Members of the ARLG Multi-Drug Resistant Organism (MDRO) Network coordinating team are visiting sites around the world to assess training success in several regions and find ways to enhance partnerships and practices within the MDRO Network.
This Network is a global community of professionals with a common mission to participate in clinical trials that: 1) provide observational data to aid in the design of randomized clinical trials on therapeutics and diagnostics for MDRO infections; 2) develop new diagnostic and treatment paradigms; and 3) inform clinical practice that will improve the care and outcomes of patients with antimicrobial resistance around the world.
The MDRO Network has 57 sites in 11 countries. Under the oversight of MDRO Principal Investigator, David van Duin, MD, PhD, and in collaboration with regional leaders Cesar Arias, MD, PhD, David Paterson, MBBS, PhD, Minggui Wang, MD, Lead Clinical Research Associates (LCRAs) David Souto and Beth Evans conducted these site visits in accordance with the National Institutes of Health (NIH) regulatory compliance requirements. Souto traveled to Colombia and Argentina while Evans visited sites in China, Singapore, and Australia.

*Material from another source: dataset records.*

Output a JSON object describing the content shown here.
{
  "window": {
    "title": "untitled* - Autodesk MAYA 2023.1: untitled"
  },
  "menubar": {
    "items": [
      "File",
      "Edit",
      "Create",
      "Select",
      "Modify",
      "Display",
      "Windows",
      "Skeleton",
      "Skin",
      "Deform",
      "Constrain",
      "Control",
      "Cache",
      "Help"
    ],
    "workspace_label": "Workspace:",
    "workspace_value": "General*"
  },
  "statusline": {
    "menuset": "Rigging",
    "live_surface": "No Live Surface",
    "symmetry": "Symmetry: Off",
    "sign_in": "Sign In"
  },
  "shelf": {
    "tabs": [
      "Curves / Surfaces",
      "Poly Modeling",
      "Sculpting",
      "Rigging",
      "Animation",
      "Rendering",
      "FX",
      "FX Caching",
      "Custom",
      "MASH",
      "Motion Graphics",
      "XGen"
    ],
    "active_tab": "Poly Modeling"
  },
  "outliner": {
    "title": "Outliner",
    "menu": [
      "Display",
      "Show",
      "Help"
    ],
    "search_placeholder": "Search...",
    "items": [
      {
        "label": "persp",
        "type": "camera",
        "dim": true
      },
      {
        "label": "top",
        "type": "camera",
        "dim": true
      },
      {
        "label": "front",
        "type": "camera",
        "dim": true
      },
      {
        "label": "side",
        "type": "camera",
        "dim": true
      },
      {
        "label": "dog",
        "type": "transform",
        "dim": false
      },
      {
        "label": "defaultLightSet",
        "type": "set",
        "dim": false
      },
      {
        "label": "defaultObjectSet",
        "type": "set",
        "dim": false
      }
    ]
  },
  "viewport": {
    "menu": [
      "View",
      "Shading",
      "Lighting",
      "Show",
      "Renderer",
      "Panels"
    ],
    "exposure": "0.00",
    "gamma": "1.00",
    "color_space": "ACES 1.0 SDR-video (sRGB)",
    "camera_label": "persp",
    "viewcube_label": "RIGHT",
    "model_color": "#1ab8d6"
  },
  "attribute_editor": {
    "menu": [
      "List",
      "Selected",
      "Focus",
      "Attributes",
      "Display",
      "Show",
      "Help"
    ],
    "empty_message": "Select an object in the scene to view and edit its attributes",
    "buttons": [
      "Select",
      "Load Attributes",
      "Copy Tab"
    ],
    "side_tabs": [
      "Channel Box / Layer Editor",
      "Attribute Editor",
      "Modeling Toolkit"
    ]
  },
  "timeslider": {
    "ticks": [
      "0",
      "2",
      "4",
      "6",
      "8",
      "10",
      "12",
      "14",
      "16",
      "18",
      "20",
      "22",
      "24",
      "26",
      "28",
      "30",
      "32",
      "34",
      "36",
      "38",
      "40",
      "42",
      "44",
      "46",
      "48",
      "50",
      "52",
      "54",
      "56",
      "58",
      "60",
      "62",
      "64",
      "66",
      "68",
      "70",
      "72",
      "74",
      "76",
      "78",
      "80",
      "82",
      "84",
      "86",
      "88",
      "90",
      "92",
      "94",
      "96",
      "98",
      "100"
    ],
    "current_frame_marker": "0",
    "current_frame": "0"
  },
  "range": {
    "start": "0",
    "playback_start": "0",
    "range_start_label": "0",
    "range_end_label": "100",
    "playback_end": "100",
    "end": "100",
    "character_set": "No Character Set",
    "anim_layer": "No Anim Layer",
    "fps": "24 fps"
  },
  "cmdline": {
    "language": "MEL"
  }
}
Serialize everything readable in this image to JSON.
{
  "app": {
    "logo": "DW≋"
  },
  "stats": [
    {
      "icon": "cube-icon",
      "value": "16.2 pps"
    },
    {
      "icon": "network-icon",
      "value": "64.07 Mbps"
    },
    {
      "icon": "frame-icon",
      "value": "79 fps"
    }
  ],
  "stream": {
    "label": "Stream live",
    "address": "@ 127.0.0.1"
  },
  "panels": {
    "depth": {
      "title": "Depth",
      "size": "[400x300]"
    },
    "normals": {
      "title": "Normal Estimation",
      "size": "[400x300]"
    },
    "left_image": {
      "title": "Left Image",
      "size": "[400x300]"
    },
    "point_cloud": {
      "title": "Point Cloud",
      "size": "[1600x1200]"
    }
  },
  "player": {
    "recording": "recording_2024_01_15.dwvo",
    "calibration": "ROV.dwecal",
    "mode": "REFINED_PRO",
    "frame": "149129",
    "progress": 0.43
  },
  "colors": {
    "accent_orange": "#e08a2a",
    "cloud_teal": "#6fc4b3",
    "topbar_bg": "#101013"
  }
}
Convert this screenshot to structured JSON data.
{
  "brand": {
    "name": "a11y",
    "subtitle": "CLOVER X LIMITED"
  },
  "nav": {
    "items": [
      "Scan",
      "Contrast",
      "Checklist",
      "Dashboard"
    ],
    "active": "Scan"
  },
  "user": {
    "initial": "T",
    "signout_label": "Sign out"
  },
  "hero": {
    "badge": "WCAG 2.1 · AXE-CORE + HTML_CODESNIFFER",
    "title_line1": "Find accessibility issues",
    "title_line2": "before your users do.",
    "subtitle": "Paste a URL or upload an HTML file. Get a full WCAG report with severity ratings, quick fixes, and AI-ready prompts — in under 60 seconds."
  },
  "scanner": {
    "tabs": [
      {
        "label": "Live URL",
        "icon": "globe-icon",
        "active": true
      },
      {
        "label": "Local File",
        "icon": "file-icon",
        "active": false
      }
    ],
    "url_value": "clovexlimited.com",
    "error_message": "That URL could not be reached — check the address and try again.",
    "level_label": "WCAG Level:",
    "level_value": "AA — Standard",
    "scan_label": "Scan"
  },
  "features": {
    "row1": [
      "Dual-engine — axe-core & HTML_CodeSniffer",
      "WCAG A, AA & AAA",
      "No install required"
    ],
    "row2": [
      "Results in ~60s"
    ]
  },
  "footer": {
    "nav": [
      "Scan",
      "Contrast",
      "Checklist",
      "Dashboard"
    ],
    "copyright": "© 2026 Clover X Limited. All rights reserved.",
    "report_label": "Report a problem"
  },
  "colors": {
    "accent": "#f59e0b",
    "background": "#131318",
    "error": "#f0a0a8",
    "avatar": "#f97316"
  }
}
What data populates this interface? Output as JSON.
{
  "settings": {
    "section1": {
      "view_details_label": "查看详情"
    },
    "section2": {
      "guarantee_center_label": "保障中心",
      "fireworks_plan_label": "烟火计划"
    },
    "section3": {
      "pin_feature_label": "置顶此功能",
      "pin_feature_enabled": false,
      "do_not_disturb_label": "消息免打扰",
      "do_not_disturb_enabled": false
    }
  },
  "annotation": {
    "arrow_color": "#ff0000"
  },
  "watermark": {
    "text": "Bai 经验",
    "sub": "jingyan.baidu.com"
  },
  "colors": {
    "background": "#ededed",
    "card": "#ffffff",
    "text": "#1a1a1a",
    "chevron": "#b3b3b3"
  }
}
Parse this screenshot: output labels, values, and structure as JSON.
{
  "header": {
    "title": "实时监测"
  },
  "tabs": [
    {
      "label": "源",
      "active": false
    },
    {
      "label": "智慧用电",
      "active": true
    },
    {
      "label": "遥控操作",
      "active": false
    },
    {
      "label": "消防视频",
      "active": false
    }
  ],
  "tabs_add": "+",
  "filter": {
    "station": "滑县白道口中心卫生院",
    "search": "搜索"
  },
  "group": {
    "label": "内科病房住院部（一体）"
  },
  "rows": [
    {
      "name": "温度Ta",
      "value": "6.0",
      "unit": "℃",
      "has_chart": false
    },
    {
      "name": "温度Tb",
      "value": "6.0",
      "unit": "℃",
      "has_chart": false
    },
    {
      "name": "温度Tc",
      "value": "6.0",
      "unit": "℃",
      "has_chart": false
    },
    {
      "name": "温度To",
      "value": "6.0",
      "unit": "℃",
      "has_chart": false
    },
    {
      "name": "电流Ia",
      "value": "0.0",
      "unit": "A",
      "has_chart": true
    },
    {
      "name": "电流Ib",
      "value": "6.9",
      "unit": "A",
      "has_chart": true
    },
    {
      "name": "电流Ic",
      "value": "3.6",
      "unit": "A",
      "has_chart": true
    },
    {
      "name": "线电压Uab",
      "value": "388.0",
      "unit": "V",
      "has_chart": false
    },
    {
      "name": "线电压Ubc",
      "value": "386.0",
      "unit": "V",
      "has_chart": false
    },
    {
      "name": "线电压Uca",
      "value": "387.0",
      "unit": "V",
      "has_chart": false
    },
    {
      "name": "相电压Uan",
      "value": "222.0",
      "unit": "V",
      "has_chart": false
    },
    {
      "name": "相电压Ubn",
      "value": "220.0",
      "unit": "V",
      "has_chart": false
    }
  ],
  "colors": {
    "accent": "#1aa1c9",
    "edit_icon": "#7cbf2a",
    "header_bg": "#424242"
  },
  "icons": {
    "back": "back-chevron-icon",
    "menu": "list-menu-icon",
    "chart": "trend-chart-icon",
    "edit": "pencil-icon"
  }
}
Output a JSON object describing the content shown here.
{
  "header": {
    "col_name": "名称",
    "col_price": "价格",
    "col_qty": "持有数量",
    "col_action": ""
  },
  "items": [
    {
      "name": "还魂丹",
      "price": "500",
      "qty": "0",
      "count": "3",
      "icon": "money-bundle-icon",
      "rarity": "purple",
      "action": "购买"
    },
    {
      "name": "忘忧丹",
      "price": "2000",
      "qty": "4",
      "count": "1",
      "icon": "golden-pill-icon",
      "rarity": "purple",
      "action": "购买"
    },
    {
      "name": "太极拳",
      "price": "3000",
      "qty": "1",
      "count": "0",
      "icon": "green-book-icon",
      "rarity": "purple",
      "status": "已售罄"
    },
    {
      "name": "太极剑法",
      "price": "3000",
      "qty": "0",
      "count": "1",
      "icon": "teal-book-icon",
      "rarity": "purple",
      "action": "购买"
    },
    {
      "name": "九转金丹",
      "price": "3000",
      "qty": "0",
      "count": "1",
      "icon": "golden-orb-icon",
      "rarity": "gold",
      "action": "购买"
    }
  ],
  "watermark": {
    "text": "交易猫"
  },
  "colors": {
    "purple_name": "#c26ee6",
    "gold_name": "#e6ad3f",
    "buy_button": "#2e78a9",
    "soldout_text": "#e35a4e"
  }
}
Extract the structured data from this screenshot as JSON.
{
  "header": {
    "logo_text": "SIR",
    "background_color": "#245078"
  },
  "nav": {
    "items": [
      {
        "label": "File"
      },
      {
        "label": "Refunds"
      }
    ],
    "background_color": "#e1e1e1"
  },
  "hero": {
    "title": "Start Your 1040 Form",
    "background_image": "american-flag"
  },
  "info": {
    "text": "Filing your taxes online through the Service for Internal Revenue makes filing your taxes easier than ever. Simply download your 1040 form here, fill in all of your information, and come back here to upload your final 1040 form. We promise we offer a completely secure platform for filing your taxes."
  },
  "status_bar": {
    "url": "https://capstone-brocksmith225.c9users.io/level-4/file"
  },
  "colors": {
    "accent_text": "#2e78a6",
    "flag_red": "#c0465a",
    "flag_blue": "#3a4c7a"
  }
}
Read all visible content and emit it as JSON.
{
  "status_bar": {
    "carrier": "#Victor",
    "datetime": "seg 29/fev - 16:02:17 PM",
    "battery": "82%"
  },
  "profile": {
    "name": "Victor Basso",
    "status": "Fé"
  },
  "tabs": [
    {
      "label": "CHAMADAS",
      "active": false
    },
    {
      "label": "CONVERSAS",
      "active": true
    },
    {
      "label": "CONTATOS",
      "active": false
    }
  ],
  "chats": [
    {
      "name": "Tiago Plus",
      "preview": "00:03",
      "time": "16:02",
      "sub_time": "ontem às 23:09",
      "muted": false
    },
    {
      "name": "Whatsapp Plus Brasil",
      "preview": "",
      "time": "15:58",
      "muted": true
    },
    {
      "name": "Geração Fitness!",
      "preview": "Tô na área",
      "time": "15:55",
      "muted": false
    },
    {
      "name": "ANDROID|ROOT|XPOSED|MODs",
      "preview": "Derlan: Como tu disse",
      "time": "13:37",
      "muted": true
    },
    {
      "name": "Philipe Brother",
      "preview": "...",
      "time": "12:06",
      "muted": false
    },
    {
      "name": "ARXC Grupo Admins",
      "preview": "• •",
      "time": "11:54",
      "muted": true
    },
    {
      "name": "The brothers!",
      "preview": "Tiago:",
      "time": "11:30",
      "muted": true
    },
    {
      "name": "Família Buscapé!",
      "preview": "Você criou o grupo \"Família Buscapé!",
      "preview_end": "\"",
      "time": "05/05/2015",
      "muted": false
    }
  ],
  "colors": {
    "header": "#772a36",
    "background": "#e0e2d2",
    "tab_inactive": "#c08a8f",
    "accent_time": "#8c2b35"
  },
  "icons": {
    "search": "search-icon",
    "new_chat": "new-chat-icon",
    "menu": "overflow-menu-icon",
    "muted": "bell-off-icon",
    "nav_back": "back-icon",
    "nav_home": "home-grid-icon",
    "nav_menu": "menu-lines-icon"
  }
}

- Partner with the Regional Coordinator Center (RCC) coordinators to ensure and document that regional oversight is successfully established and fulfill the funding source (NIH) regulatory and quality compliance requirements;
- Determine the need or desire for additional training at the site, Regional Coordinating Center (RCC), or Regional Central Laboratory (RCL) level;
- Ensure that region-specific developed processes and tools meet regional needs and are implemented successfully;
- Ensure that RCCs and RCLs are implementing Good Clinical Practices and Good Documentation Practices successfully;
- Discuss ongoing and future bi-directional collaborations;
- Share lessons learned, discuss efficiencies, and solicit feedback on how ARLG/MDRO can better support our collaborators.
Evans stated, “Being able to connect with these regional centers and sites in person, gives us valuable information and shows us, that despite cultural and language differences, everyone involved contributes their best work to help with combating the global threat of antimicrobial resistance.”
While visiting these RCCs, RCLs, and sites, the ARLG/MDRO team members toured, reviewed, and observed various study related components, facilities, and processes. On occasion, the Lead CRA team member supported the RCC’s onsite efforts, and offered recommendations and re-trainings. These visits highlight the collaborative, bi-directional features of the Network and lay the groundwork for future trials.
MDRO coordinators also hosted regional training sessions during the site visits. These trainings gave members of the ARLG/MDRO coordinating team the opportunity to meet site study teams and other Network members, as well as, provide face-to-face information about study design, procedures, implementation, and clinical research best practices.
“These site visits have given us a great opportunity to get to know the people conducting studies around the world,” said Souto. “Having the opportunity to explain why this work is important and get to know the people at the regional centers has helped us to ensure dedicated engagement, as well as standardization, consistency and quality throughout the MDRO Network.”